Let’s take an imagination train into your mind….

It is dark. It is hopeless. It is self-loathing. It is isolated and afraid. It is sad. It is guilty. It is full of shame. It is so many emotions you could never sort them out. You desperately try to think your way past these emotions. You try a few self-help concepts. You get advice from friends. After doing all you know to do you feel the immense weight of all the emotions as darkness closes in. HELP! You are screaming for help, but all efforts on your part and others seem to vanish immediately into the dark abyss of your mind. HELP…HELP…HELP…HELP…  Although your cries for help continue they are drown out by the confusion of what to do next. Finally, you give up. You lay your head on your pillow and simply give up. You then spotlight one part of your mind: self-worth. After the mix of emotions spiral into the dark abyss, after failed efforts to regain control, your mind spotlights the idea that “you are worthless.”

This is depression

People think depression is sadness, which in part it is, but what people miss is something I hope our imagination train will bring into the light is that depression is so much more than sadness. Sadness is usually the aftermath of losing the war on effort to control too many emotions that are taking control of your mind and inevitably your life. Short of grief counseling I have never counseled depression from the point of sadness. There is always…hear me out…there is always so much more to depression. The sadness that people see on the external is the reflection of hopelessness…or the loss of hope that anything can be fixed. The person has relinquished control from pure emotional exhaustion and accepted the deceitful whispers that nothing is working and therefore they must be “worthless.”

Depression is always complex, not to mention there are many forms of depression. Some depressions are curable with talk-therapy (seeing a counselor), some depressions require the help of medications in combination with talk-therapy, while other forms of depression are chronic requiring close monitoring for a long period of time or even life in severe cases. If your imagination train is dark, hopeless, exhausted, and beating you up there is always help to alleviate your sadness and underlying mix of emotions. There are life skills to help you detect early warning signs and thus prevent severe darkness in the future. There are ways to regain control. There are support groups for you. There are people and places you can turn to that will be there with you while you navigate your train of thought through the darkness, to the light at the end of the tunnel, and out into the sunshine again.

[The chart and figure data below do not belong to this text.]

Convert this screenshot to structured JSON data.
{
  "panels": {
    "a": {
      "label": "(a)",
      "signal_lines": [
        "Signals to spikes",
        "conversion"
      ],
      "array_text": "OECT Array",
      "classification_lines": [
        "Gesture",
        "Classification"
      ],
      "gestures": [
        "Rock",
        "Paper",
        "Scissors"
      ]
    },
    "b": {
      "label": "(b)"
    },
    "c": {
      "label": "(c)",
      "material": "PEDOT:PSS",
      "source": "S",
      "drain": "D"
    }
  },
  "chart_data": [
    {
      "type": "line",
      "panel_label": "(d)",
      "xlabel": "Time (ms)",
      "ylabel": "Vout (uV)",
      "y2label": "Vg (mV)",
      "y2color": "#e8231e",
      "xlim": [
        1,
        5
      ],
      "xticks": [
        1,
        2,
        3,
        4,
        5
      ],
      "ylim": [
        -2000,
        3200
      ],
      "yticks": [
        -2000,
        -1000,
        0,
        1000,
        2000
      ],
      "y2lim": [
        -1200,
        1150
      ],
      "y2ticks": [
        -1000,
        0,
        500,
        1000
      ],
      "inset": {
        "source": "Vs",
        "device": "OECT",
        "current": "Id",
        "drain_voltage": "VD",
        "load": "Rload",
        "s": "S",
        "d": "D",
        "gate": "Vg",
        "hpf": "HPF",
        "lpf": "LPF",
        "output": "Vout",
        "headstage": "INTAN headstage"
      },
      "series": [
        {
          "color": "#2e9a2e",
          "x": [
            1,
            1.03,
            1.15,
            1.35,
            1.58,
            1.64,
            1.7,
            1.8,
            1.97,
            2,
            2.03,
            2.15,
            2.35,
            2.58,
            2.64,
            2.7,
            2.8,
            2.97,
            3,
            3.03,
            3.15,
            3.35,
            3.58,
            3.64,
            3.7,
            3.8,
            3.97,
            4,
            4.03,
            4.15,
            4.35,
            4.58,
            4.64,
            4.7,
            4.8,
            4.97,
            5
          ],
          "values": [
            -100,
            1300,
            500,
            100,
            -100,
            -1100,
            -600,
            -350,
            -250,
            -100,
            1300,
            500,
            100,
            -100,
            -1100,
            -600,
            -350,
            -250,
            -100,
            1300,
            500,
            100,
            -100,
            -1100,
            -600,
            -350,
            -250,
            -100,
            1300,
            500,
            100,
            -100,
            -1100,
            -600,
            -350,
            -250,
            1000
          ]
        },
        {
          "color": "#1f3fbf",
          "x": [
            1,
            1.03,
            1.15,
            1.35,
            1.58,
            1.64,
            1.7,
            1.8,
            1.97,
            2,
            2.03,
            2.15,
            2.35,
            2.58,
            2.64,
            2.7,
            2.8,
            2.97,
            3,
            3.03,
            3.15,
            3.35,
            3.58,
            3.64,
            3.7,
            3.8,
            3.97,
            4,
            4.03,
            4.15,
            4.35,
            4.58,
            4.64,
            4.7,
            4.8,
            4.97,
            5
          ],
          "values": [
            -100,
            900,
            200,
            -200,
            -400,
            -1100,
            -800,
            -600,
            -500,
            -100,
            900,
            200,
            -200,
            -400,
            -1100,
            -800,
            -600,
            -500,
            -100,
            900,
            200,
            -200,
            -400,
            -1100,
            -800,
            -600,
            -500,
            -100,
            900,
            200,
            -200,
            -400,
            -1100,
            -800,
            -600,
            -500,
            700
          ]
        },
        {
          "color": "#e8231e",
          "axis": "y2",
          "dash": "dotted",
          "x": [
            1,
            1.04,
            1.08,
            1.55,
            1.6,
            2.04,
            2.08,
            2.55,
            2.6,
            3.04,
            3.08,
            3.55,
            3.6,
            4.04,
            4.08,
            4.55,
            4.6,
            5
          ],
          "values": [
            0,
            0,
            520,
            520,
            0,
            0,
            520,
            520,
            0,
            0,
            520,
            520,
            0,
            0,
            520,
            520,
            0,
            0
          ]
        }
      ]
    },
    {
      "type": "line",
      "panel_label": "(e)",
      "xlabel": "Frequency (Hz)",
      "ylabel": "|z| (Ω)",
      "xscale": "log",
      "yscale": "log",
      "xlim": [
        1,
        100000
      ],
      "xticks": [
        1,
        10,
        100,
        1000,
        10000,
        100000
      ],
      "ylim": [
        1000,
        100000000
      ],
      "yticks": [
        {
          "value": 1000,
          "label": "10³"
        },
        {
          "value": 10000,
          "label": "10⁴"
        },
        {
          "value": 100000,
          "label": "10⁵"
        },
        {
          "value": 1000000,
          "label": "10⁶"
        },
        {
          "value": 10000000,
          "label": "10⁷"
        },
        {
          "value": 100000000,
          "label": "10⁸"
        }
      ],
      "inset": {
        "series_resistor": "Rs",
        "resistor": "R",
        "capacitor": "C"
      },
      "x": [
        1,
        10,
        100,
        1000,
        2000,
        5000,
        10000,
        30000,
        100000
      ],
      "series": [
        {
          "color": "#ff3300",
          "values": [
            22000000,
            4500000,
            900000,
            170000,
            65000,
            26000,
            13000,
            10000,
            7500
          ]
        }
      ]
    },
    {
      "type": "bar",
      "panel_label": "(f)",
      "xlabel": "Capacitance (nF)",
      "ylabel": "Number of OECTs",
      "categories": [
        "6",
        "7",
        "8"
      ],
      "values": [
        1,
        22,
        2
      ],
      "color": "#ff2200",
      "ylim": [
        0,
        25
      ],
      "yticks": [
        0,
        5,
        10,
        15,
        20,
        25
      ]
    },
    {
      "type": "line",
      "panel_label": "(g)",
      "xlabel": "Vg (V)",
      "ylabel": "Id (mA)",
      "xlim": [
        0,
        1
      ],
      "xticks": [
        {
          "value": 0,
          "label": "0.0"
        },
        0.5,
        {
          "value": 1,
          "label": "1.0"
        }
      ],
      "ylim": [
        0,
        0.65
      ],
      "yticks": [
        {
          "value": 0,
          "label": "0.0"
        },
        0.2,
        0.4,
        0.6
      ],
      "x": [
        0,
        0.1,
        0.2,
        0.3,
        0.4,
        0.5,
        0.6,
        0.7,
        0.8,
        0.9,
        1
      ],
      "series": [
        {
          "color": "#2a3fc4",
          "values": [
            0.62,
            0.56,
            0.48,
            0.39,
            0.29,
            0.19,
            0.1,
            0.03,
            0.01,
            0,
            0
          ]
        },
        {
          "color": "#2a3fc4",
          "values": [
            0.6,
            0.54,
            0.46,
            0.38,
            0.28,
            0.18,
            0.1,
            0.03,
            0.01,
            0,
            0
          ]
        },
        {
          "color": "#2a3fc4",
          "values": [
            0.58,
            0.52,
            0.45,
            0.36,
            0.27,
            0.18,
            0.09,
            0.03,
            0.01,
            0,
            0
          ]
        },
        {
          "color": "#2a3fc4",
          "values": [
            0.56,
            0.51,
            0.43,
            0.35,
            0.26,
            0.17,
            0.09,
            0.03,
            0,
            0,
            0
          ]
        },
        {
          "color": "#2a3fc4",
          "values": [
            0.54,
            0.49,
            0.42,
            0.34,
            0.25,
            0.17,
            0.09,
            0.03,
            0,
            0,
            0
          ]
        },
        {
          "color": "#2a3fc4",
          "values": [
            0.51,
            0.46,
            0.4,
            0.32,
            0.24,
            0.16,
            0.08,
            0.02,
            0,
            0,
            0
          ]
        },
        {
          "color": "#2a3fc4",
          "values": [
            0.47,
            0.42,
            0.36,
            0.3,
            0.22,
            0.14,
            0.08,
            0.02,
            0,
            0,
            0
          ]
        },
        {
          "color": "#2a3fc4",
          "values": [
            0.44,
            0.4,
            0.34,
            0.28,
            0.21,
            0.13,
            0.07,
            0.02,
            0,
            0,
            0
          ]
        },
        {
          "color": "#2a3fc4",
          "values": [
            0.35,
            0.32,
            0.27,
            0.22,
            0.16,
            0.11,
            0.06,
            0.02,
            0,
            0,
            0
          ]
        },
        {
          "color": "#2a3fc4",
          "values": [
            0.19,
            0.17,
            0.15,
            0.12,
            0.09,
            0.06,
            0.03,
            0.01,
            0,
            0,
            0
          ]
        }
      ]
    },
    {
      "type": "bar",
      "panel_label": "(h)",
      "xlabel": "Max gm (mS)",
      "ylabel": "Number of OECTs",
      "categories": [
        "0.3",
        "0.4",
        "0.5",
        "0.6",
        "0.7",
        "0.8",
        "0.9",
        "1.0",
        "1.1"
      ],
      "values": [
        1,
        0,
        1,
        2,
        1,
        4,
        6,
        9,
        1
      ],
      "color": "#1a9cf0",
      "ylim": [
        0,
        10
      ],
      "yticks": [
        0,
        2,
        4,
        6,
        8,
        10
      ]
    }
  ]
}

If you, or anyone you know are depressed and feeling suicidal here are some valuable resources:

IN THE CASE OF AN EMERGENCY ALWAYS CALL 9-1-1

Below are some statistics of depression: 

  • 11% of adolescents have a depressive disorder by the age of 18.
  • 16,000,000 U.S. adults had at least one major depressive episode in 2012. This made up approximately 6.9 percent of all adults in the country.
  • 14% of women from, a 2013 postpartum depression study, had the disorder four to six weeks after giving birth.
  • 30% of college students reported feeling depressed, which disrupted their ability to function in school.
  • $80,000,000,000 is the annual cost of depression in the U.S. due to lost productivity and health care.
  • 10% of American adults age 65 and older have a diagnosable depressive disorder.